Elle répondait doucement:

—Non... non... il ne saurait être mal de nous aimer. On peut aimer d'une façon tout à fait pure, qui ne donne pas de remords...

Elle pensait à sœur Cosyma, aux chères et ignorantes tendresses d'autrefois. Et Maurice, à ce moment-là, les crut possibles lui-même, ces tendresses sans corps qu'il eût raillées la veille, avec la consomption de sa chair par une nuit d'anxiété.

Il demanda timidement:

—Me permettrez-vous encore de sortir avec vous, de vous accompagner?...

—Oui... répondit-elle. Tout... Tout ce que vous voulez. Je suis sûre de vous, à présent.

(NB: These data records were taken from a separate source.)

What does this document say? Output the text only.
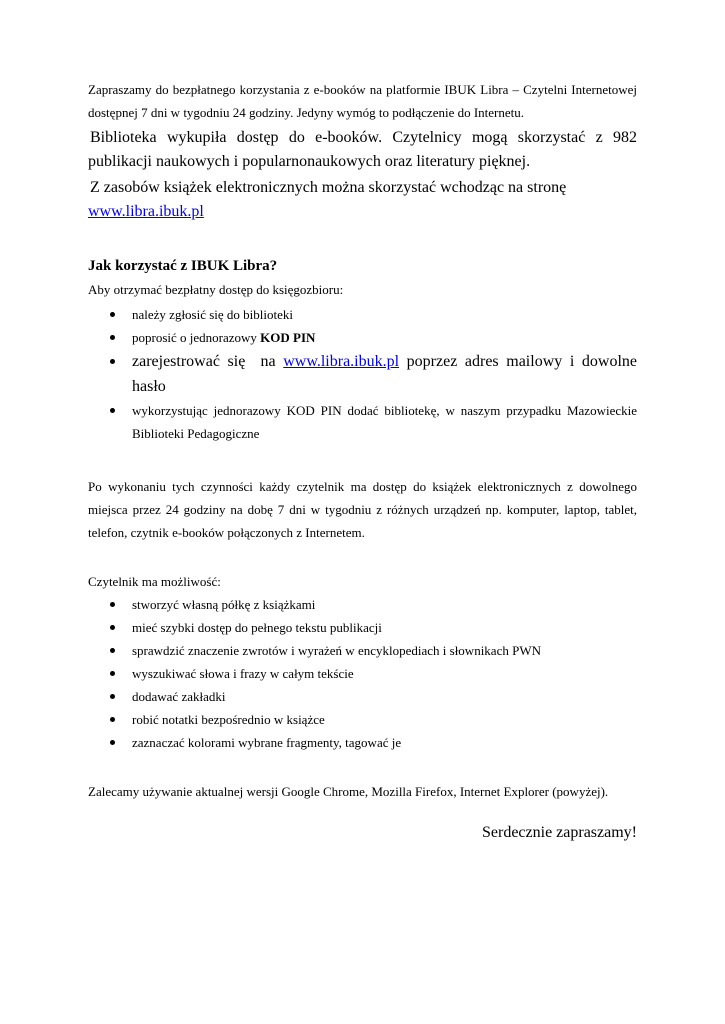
Zapraszamy do bezpłatnego korzystania z e-booków na platformie IBUK Libra – Czytelni Internetowej dostępnej 7 dni w tygodniu 24 godziny. Jedyny wymóg to podłączenie do Internetu.

Biblioteka wykupiła dostęp do e-booków. Czytelnicy mogą skorzystać z 982 publikacji naukowych i popularnonaukowych oraz literatury pięknej.

Z zasobów książek elektronicznych można skorzystać wchodząc na stronę www.libra.ibuk.pl

Jak korzystać z IBUK Libra?

Aby otrzymać bezpłatny dostęp do księgozbioru:

należy zgłosić się do biblioteki
poprosić o jednorazowy KOD PIN
zarejestrować się  na www.libra.ibuk.pl poprzez adres mailowy i dowolne hasło
wykorzystując jednorazowy KOD PIN dodać bibliotekę, w naszym przypadku Mazowieckie Biblioteki Pedagogiczne

Po wykonaniu tych czynności każdy czytelnik ma dostęp do książek elektronicznych z dowolnego miejsca przez 24 godziny na dobę 7 dni w tygodniu z różnych urządzeń np. komputer, laptop, tablet, telefon, czytnik e-booków połączonych z Internetem.

Czytelnik ma możliwość:

stworzyć własną półkę z książkami
mieć szybki dostęp do pełnego tekstu publikacji
sprawdzić znaczenie zwrotów i wyrażeń w encyklopediach i słownikach PWN
wyszukiwać słowa i frazy w całym tekście
dodawać zakładki
robić notatki bezpośrednio w książce
zaznaczać kolorami wybrane fragmenty, tagować je

Zalecamy używanie aktualnej wersji Google Chrome, Mozilla Firefox, Internet Explorer (powyżej).

Serdecznie zapraszamy!
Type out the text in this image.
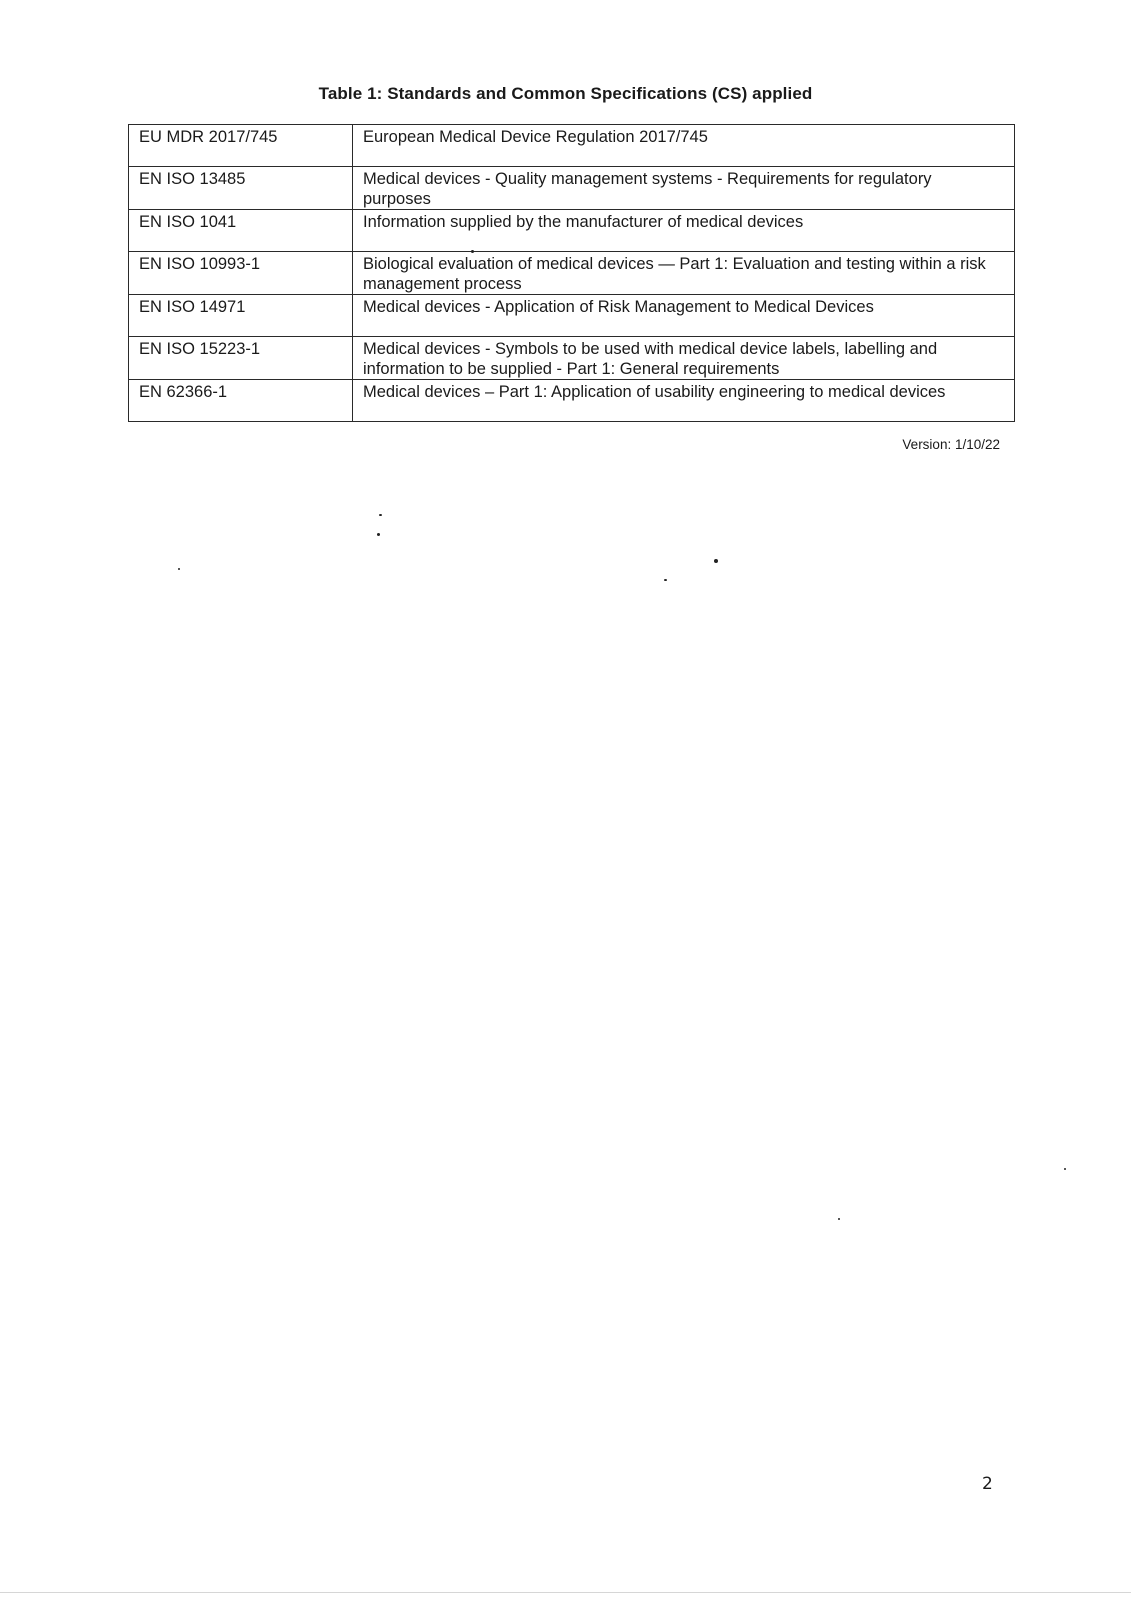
Table 1: Standards and Common Specifications (CS) applied
EU MDR 2017/745	European Medical Device Regulation 2017/745
EN ISO 13485	Medical devices - Quality management systems - Requirements for regulatory purposes
EN ISO 1041	Information supplied by the manufacturer of medical devices
EN ISO 10993-1	Biological evaluation of medical devices — Part 1: Evaluation and testing within a risk management process
EN ISO 14971	Medical devices - Application of Risk Management to Medical Devices
EN ISO 15223-1	Medical devices - Symbols to be used with medical device labels, labelling and information to be supplied - Part 1: General requirements
EN 62366-1	Medical devices – Part 1: Application of usability engineering to medical devices
Version: 1/10/22
2
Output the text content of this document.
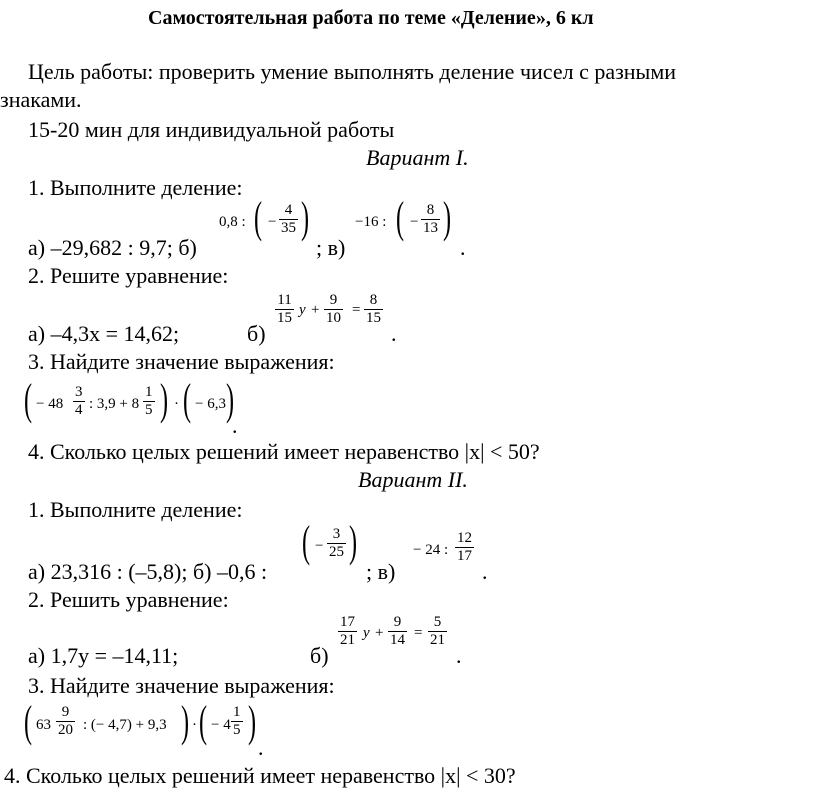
Самостоятельная работа по теме «Деление», 6 кл
Цель работы: проверить умение выполнять деление чисел с разными
знаками.
15-20 мин для индивидуальной работы
Вариант I.
1. Выполните деление:
а) –29,682 : 9,7; б)
0,8 : ( −
4
35 )
; в)
−16 : ( −
8
13 )
.
2. Решите уравнение:
а) –4,3x = 14,62;	б)
11
15 y +
9
10 =
8
15
.
3. Найдите значение выражения:
( − 48
3
4 : 3,9 + 8
1
5 ) · ( − 6,3 )
.
4. Сколько целых решений имеет неравенство |x| < 50?
Вариант II.
1. Выполните деление:
а) 23,316 : (–5,8); б) –0,6 :
( −
3
25 )
; в)
− 24 :
12
17
.
2. Решить уравнение:
а) 1,7y = –14,11;	б)
17
21 y +
9
14 =
5
21
.
3. Найдите значение выражения:
( 63
9
20 : (− 4,7) + 9,3 ) · ( − 4
1
5 )
.
4. Сколько целых решений имеет неравенство |x| < 30?
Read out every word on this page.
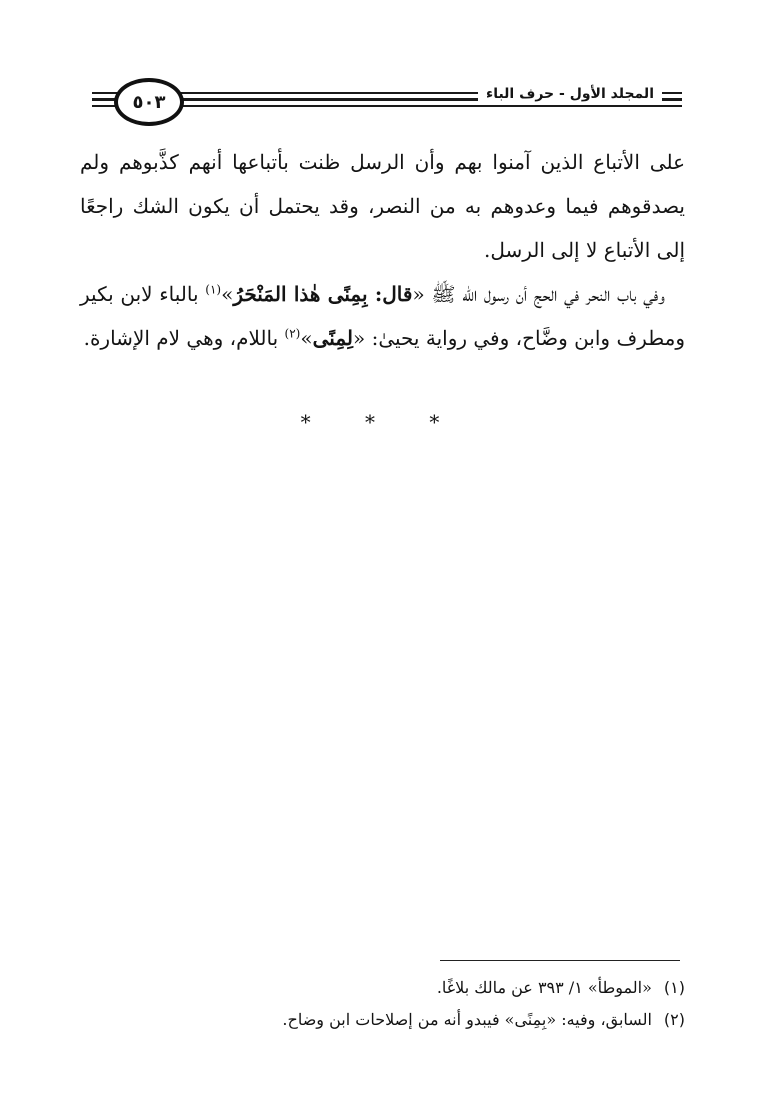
٥٠٣	المجلد الأول - حرف الباء

على الأتباع الذين آمنوا بهم وأن الرسل ظنت بأتباعها أنهم كذَّبوهم ولم يصدقوهم فيما وعدوهم به من النصر، وقد يحتمل أن يكون الشك راجعًا إلى الأتباع لا إلى الرسل.

وفي باب النحر في الحج أن رسول الله ﷺ «قال: بِمِنًى هٰذا المَنْحَرُ»$^{(١)}$ بالباء لابن بكير ومطرف وابن وضَّاح، وفي رواية يحيىٰ: «لِمِنًى»$^{(٢)}$ باللام، وهي لام الإشارة.

* * *

(١)«الموطأ» ١/ ٣٩٣ عن مالك بلاغًا.

(٢)السابق، وفيه: «بِمِنًى» فيبدو أنه من إصلاحات ابن وضاح.
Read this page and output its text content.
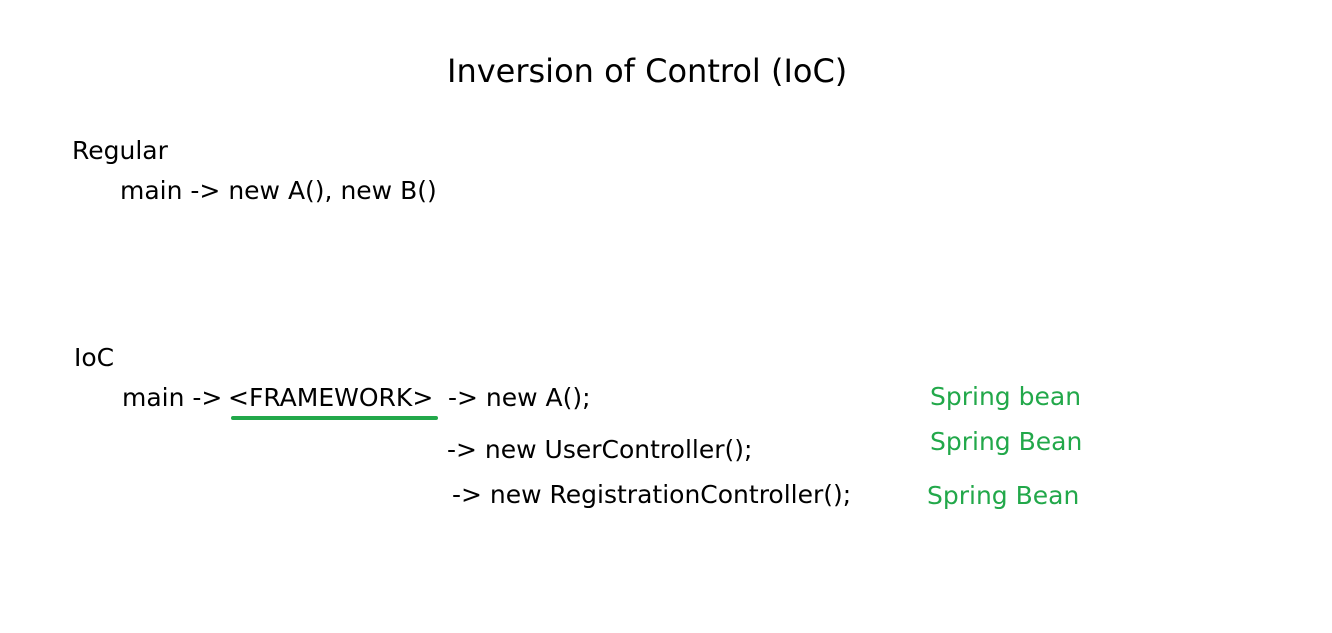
Inversion of Control (IoC)
Regular
main -> new A(), new B()
IoC
main -> <FRAMEWORK> -> new A();
-> new UserController();
-> new RegistrationController();
Spring bean
Spring Bean
Spring Bean
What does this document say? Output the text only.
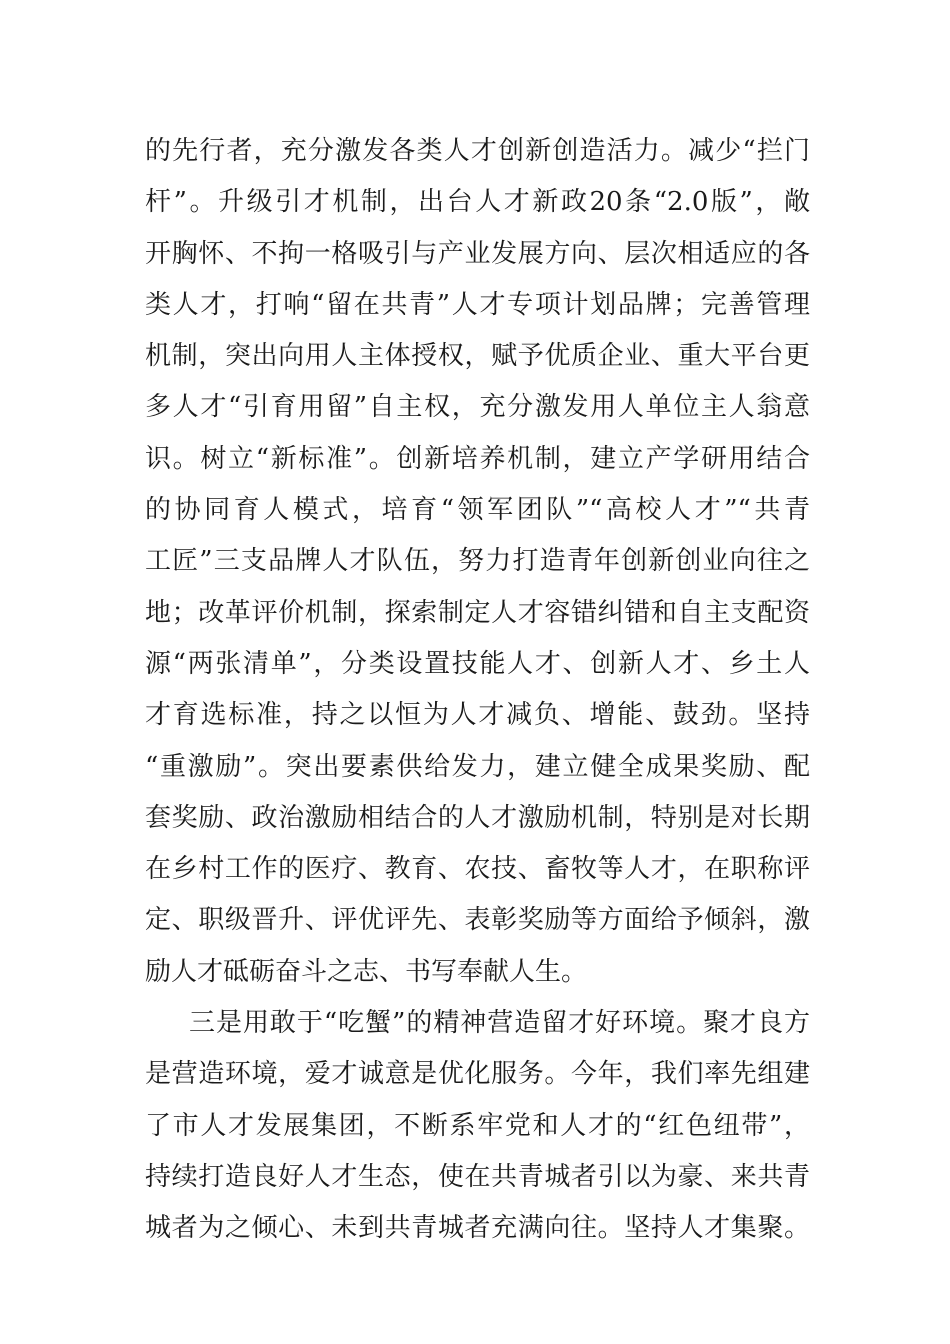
的先行者，充分激发各类人才创新创造活力。减少“拦门
杆”。升级引才机制，出台人才新政20条“2.0版”，敞
开胸怀、不拘一格吸引与产业发展方向、层次相适应的各
类人才，打响“留在共青”人才专项计划品牌；完善管理
机制，突出向用人主体授权，赋予优质企业、重大平台更
多人才“引育用留”自主权，充分激发用人单位主人翁意
识。树立“新标准”。创新培养机制，建立产学研用结合
的协同育人模式，培育“领军团队”“高校人才”“共青
工匠”三支品牌人才队伍，努力打造青年创新创业向往之
地；改革评价机制，探索制定人才容错纠错和自主支配资
源“两张清单”，分类设置技能人才、创新人才、乡土人
才育选标准，持之以恒为人才减负、增能、鼓劲。坚持
“重激励”。突出要素供给发力，建立健全成果奖励、配
套奖励、政治激励相结合的人才激励机制，特别是对长期
在乡村工作的医疗、教育、农技、畜牧等人才，在职称评
定、职级晋升、评优评先、表彰奖励等方面给予倾斜，激
励人才砥砺奋斗之志、书写奉献人生。
三是用敢于“吃蟹”的精神营造留才好环境。聚才良方
是营造环境，爱才诚意是优化服务。今年，我们率先组建
了市人才发展集团，不断系牢党和人才的“红色纽带”，
持续打造良好人才生态，使在共青城者引以为豪、来共青
城者为之倾心、未到共青城者充满向往。坚持人才集聚。
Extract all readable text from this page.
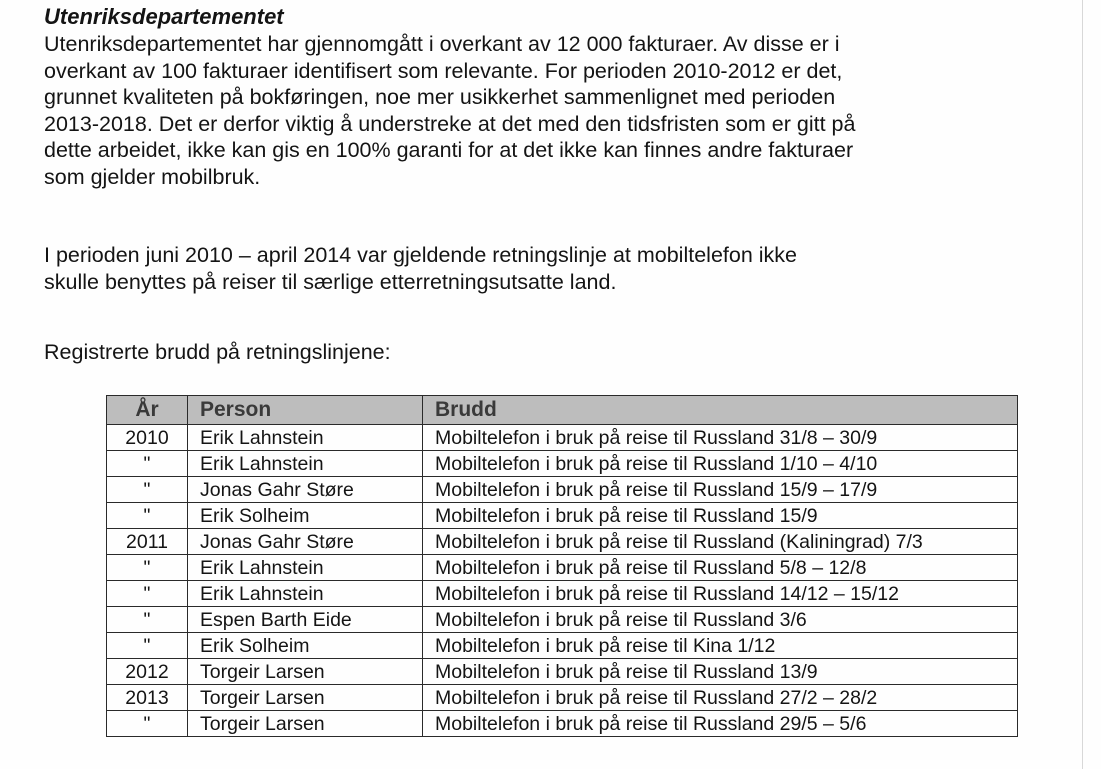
Utenriksdepartementet

Utenriksdepartementet har gjennomgått i overkant av 12 000 fakturaer. Av disse er i
overkant av 100 fakturaer identifisert som relevante. For perioden 2010-2012 er det,
grunnet kvaliteten på bokføringen, noe mer usikkerhet sammenlignet med perioden
2013-2018. Det er derfor viktig å understreke at det med den tidsfristen som er gitt på
dette arbeidet, ikke kan gis en 100% garanti for at det ikke kan finnes andre fakturaer
som gjelder mobilbruk.

I perioden juni 2010 – april 2014 var gjeldende retningslinje at mobiltelefon ikke
skulle benyttes på reiser til særlige etterretningsutsatte land.

Registrerte brudd på retningslinjene:

År	Person	Brudd
2010	Erik Lahnstein	Mobiltelefon i bruk på reise til Russland 31/8 – 30/9
"	Erik Lahnstein	Mobiltelefon i bruk på reise til Russland 1/10 – 4/10
"	Jonas Gahr Støre	Mobiltelefon i bruk på reise til Russland 15/9 – 17/9
"	Erik Solheim	Mobiltelefon i bruk på reise til Russland 15/9
2011	Jonas Gahr Støre	Mobiltelefon i bruk på reise til Russland (Kaliningrad) 7/3
"	Erik Lahnstein	Mobiltelefon i bruk på reise til Russland 5/8 – 12/8
"	Erik Lahnstein	Mobiltelefon i bruk på reise til Russland 14/12 – 15/12
"	Espen Barth Eide	Mobiltelefon i bruk på reise til Russland 3/6
"	Erik Solheim	Mobiltelefon i bruk på reise til Kina 1/12
2012	Torgeir Larsen	Mobiltelefon i bruk på reise til Russland 13/9
2013	Torgeir Larsen	Mobiltelefon i bruk på reise til Russland 27/2 – 28/2
"	Torgeir Larsen	Mobiltelefon i bruk på reise til Russland 29/5 – 5/6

Quand ils redescendirent et gagnèrent l'hôtel, quand ils s'assirent l'un près de l'autre à la table où on les attendait, il leur semblait qu'ils n'avaient plus de chair mortelle, capable de palpiter et de déchoir. Ils étaient convaincus qu'ils venaient de sceller le pacte de spiritualité de leur amour. Ils ne se doutaient pas que ces élans extatiques avaient fixé l'heure, jusque-là incertaine, où l'inévitable loi les subjuguerait, et qu'ils venaient de célébrer les fiançailles de leur tendresse.